I can’t count how many times I’ve seen this in acquaintances who are 24, 25, 26: “I don’t want to move out of my parents’ house because what if I can’t make rent and wind up homeless?”, “I don’t want to get married because what if I wind up divorced?”, “I don’t want to have kids because what if they grow up to be awful?” And the only answer to this kind of fear is that you can’t avoid pain without avoiding joy. To empty life of pain is to empty life of all. Sometimes becoming financially independent takes time. Sometimes you screw up along the way. Sometimes you have to budget, and re-budget, and re-budget again. And yeah, divorces happen. They do. Sometimes people who have traditional values and who are committed to their spouses nevertheless find themselves divorced. Sometimes your kids grow up not to like you. Even if that’s not your fault. Even if you showed love to your kids as best as you knew how. But you know what, for the vast majority of human beings on earth, financial independence, marriage, and parenthood are worth taking chances for. You would probably wind up regretting failed financial independence, a failed marriage, or a failed parenting relationship a lot less than you would regret never having tried those three things. The unknown is always worse than the known.
In recent years we’ve seen a barrage of literature and product rollouts that, for those of us who once looked forward to and now fully embrace our adulthood, have raised eyebrows: the construction of Disney-themed neighborhoods, this line of adult cartoon backpacks, this New York Times article titled The Case For Sleeping With Stuffed Animals As An Adult, another article by Thrillist listing the Best Kids Meals Adults Can Order At Restaurants, market research showing that the biggest driver of sales in the toy industry is adults buying toys for themselves.

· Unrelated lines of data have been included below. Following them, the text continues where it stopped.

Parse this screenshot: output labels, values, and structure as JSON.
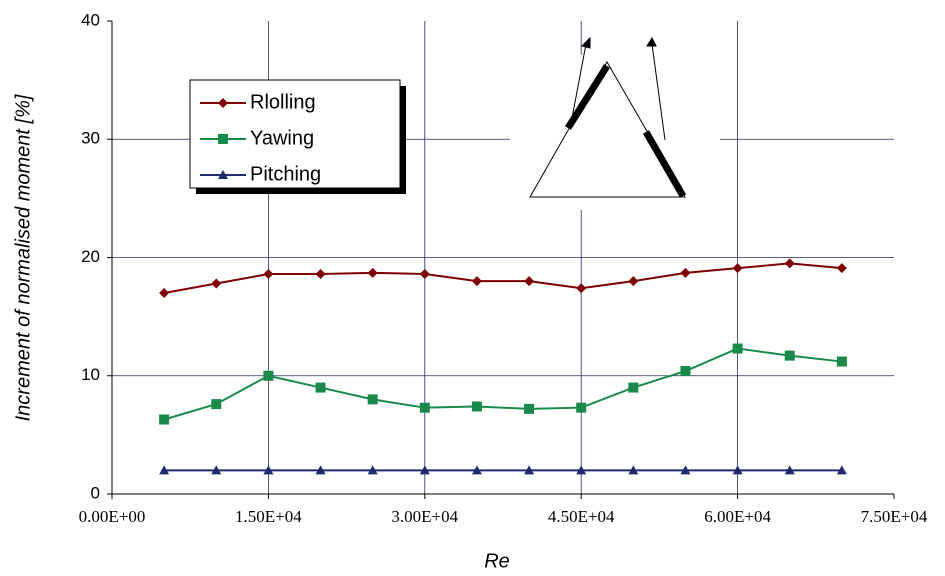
{
  "chart_data": {
    "type": "line",
    "x_label": "Re",
    "y_label": "Increment of normalised moment [%]",
    "x": [
      5000,
      10000,
      15000,
      20000,
      25000,
      30000,
      35000,
      40000,
      45000,
      50000,
      55000,
      60000,
      65000,
      70000
    ],
    "series": [
      {
        "name": "Rlolling",
        "color": "#7f0000",
        "marker": "diamond",
        "values": [
          17.0,
          17.8,
          18.6,
          18.6,
          18.7,
          18.6,
          18.0,
          18.0,
          17.4,
          18.0,
          18.7,
          19.1,
          19.5,
          19.1
        ]
      },
      {
        "name": "Yawing",
        "color": "#1a8a4a",
        "marker": "square",
        "values": [
          6.3,
          7.6,
          10.0,
          9.0,
          8.0,
          7.3,
          7.4,
          7.2,
          7.3,
          9.0,
          10.4,
          12.3,
          11.7,
          11.2
        ]
      },
      {
        "name": "Pitching",
        "color": "#1f2a6e",
        "marker": "triangle",
        "values": [
          2.0,
          2.0,
          2.0,
          2.0,
          2.0,
          2.0,
          2.0,
          2.0,
          2.0,
          2.0,
          2.0,
          2.0,
          2.0,
          2.0
        ]
      }
    ],
    "xlim": [
      0,
      75000
    ],
    "xticks": [
      {
        "value": 0,
        "label": "0.00E+00"
      },
      {
        "value": 15000,
        "label": "1.50E+04"
      },
      {
        "value": 30000,
        "label": "3.00E+04"
      },
      {
        "value": 45000,
        "label": "4.50E+04"
      },
      {
        "value": 60000,
        "label": "6.00E+04"
      },
      {
        "value": 75000,
        "label": "7.50E+04"
      }
    ],
    "ylim": [
      0,
      40
    ],
    "yticks": [
      0,
      10,
      20,
      30,
      40
    ],
    "grid": true
  }
}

And to this I can only say… fine. Be an infant your whole life. Hide in childhood forever.
Never begin the Hero’s Journey. Never discover your archetype and live its story.
Take no risks. Numb yourself.
Stay in your room all the time with Cheetos, video games, and TikTok therapy videos. (And porn… also porn… because while most of you is involved in active denial, there’s at least one part of you that acknowledges your true age).
And when somebody is “rude” enough to suggest you’re a loser for behaving like this, just tell them they’re making your anxiety worse and tap your shoes three times. There’s no place like home.
You think I’m mean. Okay. Yeah. When it comes to this, I am mean. I never thought “nice” was a real virtue anyway, and the complete abdication of our roles really gets under my skin. Because it not only lets down previous generations who raised us and depended on us to take over for them; it abandons later generations of actual kids and teens who need wisdom, need guidance, need help, and can find nobody, because everybody 5, 10, 15, 20 years older wants to say “I’m just like you.”